وَقَضَيْنَٓا اِلَيْهِ ذٰلِكَ الْاَمْرَ اَنَّ دَابِرَ هٰٓؤُ۬لَٓاءِ مَقْطُوعٌ مُصْبِح۪ينَ
وَقَضَيْنَٓا اِلَيْهِ ذٰلِكَ الْاَمْرَ اَنَّ دَابِرَ هٰٓؤُ۬لَٓاءِ مَقْطُوعٌ مُصْبِح۪ينَ
Fiil cümlesidir. وَ istînâfiyyedir. قَضَيْنَٓا sükun üzere mebni mazi fiildir. Mütekellim zamiri نَا fail olarak mahallen merfûdur.
اِلَيْهِ car mecruru قَضَيْنَٓا fiiline müteallıktır.
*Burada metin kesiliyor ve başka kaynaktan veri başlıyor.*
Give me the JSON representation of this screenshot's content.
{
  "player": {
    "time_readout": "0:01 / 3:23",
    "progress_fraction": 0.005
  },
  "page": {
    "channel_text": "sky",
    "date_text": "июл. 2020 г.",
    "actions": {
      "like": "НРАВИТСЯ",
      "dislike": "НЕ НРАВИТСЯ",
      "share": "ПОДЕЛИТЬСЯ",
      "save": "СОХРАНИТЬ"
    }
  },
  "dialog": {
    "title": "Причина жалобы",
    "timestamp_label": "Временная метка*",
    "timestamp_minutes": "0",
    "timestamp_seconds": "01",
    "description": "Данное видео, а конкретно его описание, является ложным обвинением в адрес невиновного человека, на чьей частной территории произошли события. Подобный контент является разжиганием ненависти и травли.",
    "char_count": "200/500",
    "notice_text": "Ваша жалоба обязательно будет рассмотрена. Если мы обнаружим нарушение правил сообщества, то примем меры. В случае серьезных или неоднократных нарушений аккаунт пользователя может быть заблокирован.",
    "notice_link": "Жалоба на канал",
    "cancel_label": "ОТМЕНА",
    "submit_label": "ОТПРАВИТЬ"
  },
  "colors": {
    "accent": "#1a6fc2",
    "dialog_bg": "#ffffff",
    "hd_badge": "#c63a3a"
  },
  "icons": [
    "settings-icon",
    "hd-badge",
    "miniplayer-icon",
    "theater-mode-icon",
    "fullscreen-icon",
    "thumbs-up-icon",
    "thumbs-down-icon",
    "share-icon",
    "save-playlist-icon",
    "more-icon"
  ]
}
ذٰلِكَ ismi işareti mef’ûlun bih olarak mahallen mansubdur. ل harfi buud yani uzaklık bildiren harf, ك ise muhatap zamiridir.
الْاَمْرَ ism-i işaretten bedel veya beyandır.
اَنَّ masdar harfidir. İsim cümlesine dahil olur. İsmini nasb haberini ref yapar, cümleye masdar anlamı verir.
اَنَّ ve masdar-ı müevvel, الْاَمْرَ ‘den bedel olup mahallen mansubdur.
دَابِرَ kelimesi اَنَّ ‘in ismi olup lafzen mansubdur. İsm-i işaret هٰٓؤُ۬لَٓاءِ muzâfun ileyh olarak mahallen mecrurdur.
مَقْطُوعٌ kelimesi اَنَّ ‘in haberi olup lafzen merfûdur. مُصْبِح۪ينَ kelimesi hal olup fetha ile mansubdur.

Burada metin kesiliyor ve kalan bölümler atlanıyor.